What makes Contemporary Art Online interesting or different from our regular salesroom Contemporary auctions?
The Contemporary Art Online platform is a more open one – through the pages of our website, you have a wealth of information about works on offer. You have more than the space of a minute or two to enter your bid, and you can continue to revise it during the two weeks that the sale runs. There is a broad range of price points, and even the newest collectors will find something at incredibly attractive price levels to whet their interest. And who doesn’t like to shop online?
How do you recommend starting to collect?
There is no better way than plunging right in! However, generally I recommend spending a lot of time looking – at museums, galleries, auction houses – and really getting a sense of what pulls you in. I always suggest that new collectors start with a focus, even if they break with this path later. For example, it could be medium based – painting, photography, drawings, prints – or it could be more focused on style – abstraction, realism, figurative art, or even genre – landscape, still life, portraiture. This will help narrow down the immense field of offerings, and give you something to learn about. And lastly, feel free to seek advice from people you respect, whether they are curators, collectors, gallerists, or auction house specialists.
Which pieces from the sale are your favourite & why?
Bosco Sodi, Untitled [Four Works], $80,000–120,000 (Shown Above).
These are four lusciously textured works, in saturated hues of pink, red, blue, and green, which are redolent of the bright colours of his native Mexico. The works evoke the sponge paintings of Yves Klein, the materiality of Jean Dubuffet, and the chromatic intensity of Mark Rothko. The rusticity of his materials belies the complexity of the spiritual and emotional power of these canvases. And the scale is great – you can hang them anywhere! I would never tire of looking at them.
Alexander Calder, Coming Into Land. Estimate $35,000–45,000.

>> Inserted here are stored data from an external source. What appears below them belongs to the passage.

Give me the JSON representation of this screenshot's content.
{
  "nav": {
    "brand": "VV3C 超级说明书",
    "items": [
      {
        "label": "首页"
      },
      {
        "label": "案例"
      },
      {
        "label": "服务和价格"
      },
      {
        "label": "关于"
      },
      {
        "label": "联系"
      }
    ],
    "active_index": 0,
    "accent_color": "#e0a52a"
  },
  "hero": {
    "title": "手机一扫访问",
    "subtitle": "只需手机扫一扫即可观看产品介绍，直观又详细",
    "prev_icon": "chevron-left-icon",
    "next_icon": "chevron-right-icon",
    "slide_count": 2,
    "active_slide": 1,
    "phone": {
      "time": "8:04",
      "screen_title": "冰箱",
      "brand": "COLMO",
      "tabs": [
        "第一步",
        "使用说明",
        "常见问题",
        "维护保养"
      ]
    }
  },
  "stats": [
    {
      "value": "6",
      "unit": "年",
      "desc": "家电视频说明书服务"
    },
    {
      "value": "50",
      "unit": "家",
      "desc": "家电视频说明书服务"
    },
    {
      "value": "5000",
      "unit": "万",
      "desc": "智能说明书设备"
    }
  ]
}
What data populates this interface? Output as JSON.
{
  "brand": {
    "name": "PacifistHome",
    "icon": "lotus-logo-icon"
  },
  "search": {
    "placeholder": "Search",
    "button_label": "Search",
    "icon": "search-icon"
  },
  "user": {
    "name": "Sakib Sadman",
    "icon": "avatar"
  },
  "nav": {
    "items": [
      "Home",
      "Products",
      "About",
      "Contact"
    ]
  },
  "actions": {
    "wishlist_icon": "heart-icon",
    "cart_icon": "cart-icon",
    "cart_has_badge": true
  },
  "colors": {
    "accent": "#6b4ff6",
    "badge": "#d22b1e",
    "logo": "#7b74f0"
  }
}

Calder gouaches are essential to an art collection. The present work has the spirit of all quintessential Calder gouaches: spiraling icons that mimic his early wire sculptures, primary colours including red and blue, and orbs and spontaneous impressions relating to geometric forms first explored by the artist in his sculptural practice. The work emits a joyous and uplifting quality, and it’s a timeless representation of our cosmos.
Robert Rauschenberg, Seminole Host/Roci USA (Wax Fire Works). Estimate $25,000–35,000.
This work is one of Rauschenberg's ‘wax fire works,’ a series that was made for the final Rauschenberg Overseas Culture Interchange exhibition, ROCI USA, held at the National Gallery of Art, Washington, D.C., in 1991. He used pigment-laden wax, which he fixed to his aluminum support using heat. The work has a wonderful large scale and the layering of paint on the surface in contrast to negative space in the piece gives the viewer at once a sense of great energy but also a place for contemplation. In his ROCI (pronounced “Rocky”) works, Rauschenberg traveled around the world, using his art, and collaborating with artists, as an agent of social change. This was an amazingly important project, and it would be a privilege to own a work from this initiative.
Marilyn Minter, Pink Pedi. Estimate $60,000–80,000.
Of course this is one of my favourite works; my favourite colour is pink! Pink Pedi reflects the artist’s seductive depiction of glamour, representing our culture’s complex emotions around the female body, beauty, and critical focus on the power of desire. As one of Minter’s trademarks, the present work is a close-up of women’s feet in presumable heels, kicking around in water where you can see the water droplets behind which a blurry image appears. It is a joy to watch Minter paint. She uses her fingertips, dabbing and rubbing the shiny enamel paint against the metal surface, the sound evoking the beating of a drum, or the pitter-patter of raindrops.